Scrublet Notebook repository

Scrublet Notebook HTML

This notebook describes the usage of scrublet Python package for doublet detection. Scrublet performed very well in a recent benchmark, and is also very intuitive and computationally efficient. The results (doublet scores and binary “singlet/doublet” assignments) are saved as a text file and will be used in downstream processing with Seurat or Scanpy.

Seurat

Seurat Notebook repository

Seurat Notebook HTML

This is a basic Seurat workflow R notebook that describes all key steps of scRNA-seq processing, using 10k PBMC dual-indexed dataset from 10X Genomics. Ambient RNA removal (soupX) and doublet detection (scrublet) should be ran before starting this workflow. After this, the following steps are performed:

  • Creation of Seurat object, and some basic exploration of its properties;

  • Estimation of mitochondrial and ribosomal protein percentage among all reads;

  • Calculation of cell cycle scores for each cell;

  • Log-normalization, highly variable genes selection, dimensionality reduction, clustering, and general exploration of the dataset;

  • Quality control and careful removal of low quality cells;

  • Normalization, scaling, and highly variable genes selection via SCTransform;

  • Clustering with parameter tuning allowing identification of smaller clusters;

  • Marker gene identification for each cluster;

  • Automated cell type annotation using singleR.

Scanpy

Scanpy Notebook repository

Scanpy Notebook HTML

This is a basic Scanpy workflow Python notebook that describes all key steps of scRNA-seq processing, using 10k PBMC dual-indexed dataset from 10X Genomics. Ambient RNA removal (soupX) and doublet detection (scrublet) should be ran before starting this workflow.
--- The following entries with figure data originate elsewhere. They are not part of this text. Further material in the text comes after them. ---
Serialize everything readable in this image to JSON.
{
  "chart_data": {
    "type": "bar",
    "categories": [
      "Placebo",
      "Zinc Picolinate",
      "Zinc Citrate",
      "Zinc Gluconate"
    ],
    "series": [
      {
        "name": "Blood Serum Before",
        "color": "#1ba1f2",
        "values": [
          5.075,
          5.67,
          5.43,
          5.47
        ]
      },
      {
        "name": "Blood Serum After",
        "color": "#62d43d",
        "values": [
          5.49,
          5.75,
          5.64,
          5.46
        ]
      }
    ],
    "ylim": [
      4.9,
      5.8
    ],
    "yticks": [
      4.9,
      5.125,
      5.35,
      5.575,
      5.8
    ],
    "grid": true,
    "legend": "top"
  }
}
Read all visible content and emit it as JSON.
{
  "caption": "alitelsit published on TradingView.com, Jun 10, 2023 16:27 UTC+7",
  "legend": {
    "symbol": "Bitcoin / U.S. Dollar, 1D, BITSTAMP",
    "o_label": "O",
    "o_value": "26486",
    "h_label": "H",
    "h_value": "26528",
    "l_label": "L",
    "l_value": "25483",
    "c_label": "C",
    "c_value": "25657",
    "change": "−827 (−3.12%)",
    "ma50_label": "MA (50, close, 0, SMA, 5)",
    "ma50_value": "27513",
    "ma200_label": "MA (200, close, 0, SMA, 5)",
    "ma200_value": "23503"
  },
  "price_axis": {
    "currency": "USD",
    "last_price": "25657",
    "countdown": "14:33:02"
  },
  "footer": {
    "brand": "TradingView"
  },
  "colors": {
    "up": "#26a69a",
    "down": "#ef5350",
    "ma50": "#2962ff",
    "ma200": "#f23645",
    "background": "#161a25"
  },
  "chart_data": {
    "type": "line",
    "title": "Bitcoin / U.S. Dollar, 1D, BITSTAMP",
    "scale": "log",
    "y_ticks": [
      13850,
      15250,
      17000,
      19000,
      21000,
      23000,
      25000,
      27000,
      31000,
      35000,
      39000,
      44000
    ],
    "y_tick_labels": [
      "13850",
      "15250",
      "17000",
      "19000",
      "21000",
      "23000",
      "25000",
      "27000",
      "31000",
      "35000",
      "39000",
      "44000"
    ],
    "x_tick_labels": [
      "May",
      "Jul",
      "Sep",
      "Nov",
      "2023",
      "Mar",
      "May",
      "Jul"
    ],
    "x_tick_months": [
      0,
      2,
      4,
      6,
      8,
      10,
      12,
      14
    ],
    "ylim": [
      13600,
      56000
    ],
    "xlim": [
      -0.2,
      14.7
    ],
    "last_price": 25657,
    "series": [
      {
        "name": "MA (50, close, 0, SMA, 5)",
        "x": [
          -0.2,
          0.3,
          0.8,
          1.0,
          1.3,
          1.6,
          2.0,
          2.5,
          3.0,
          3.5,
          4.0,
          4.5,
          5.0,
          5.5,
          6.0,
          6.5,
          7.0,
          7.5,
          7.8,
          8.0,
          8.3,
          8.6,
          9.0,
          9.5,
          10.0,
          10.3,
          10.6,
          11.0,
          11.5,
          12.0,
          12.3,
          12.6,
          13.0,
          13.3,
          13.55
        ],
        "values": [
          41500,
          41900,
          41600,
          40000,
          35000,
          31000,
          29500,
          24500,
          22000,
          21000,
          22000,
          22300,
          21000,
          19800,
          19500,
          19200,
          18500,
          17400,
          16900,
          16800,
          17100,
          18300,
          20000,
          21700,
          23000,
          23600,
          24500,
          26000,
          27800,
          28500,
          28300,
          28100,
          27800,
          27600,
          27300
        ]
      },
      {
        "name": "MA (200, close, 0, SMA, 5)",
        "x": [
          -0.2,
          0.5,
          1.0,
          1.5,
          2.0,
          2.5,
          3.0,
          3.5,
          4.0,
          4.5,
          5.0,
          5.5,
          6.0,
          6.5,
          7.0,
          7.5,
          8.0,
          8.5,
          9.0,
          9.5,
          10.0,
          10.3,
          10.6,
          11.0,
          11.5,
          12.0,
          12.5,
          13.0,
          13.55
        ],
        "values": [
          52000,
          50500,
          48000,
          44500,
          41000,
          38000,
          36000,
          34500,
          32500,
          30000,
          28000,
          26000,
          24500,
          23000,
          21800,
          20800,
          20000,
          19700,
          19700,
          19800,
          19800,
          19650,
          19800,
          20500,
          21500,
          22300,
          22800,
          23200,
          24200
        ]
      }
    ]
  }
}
After this, the following steps are performed:

  • Creation of Scanpy object, and some basic exploration of its properties;

  • Estimation of mitochondrial and ribosomal protein percentage among all reads;

  • Calculation of cell cycle scores for each cell;

  • Log-normalization, highly variable genes selection, dimensionality reduction, clustering, and general exploration of the dataset;

  • Quality control and careful removal of low quality cells;

  • Normalization, scaling, and highly variable genes selection in the filtered dataset;

  • Clustering with parameter tuning allowing identification of smaller clusters;

  • Marker gene identification for each cluster;

  • Automated cell type annotation using CellO.

Integration in R

R Integration Notebook repository

R Integration Notebook HTML

This notebook shows how batch correction (for one dataset) or integration (for multiple datasets) can be performed using tools available in R. Used packages include: Harmony, batchelor, Seurat, ComBat, and Limma.

Integration in Python

There is no notebook available for Python integration.

Please contact cellgeni@sanger.ac.uk if you need help with Python integration.

Monocle3

Monocle3 Notebook repository

Monocle3 Notebook HTML

This notebook gives a basic example of scRNAseq processing using Monocle3.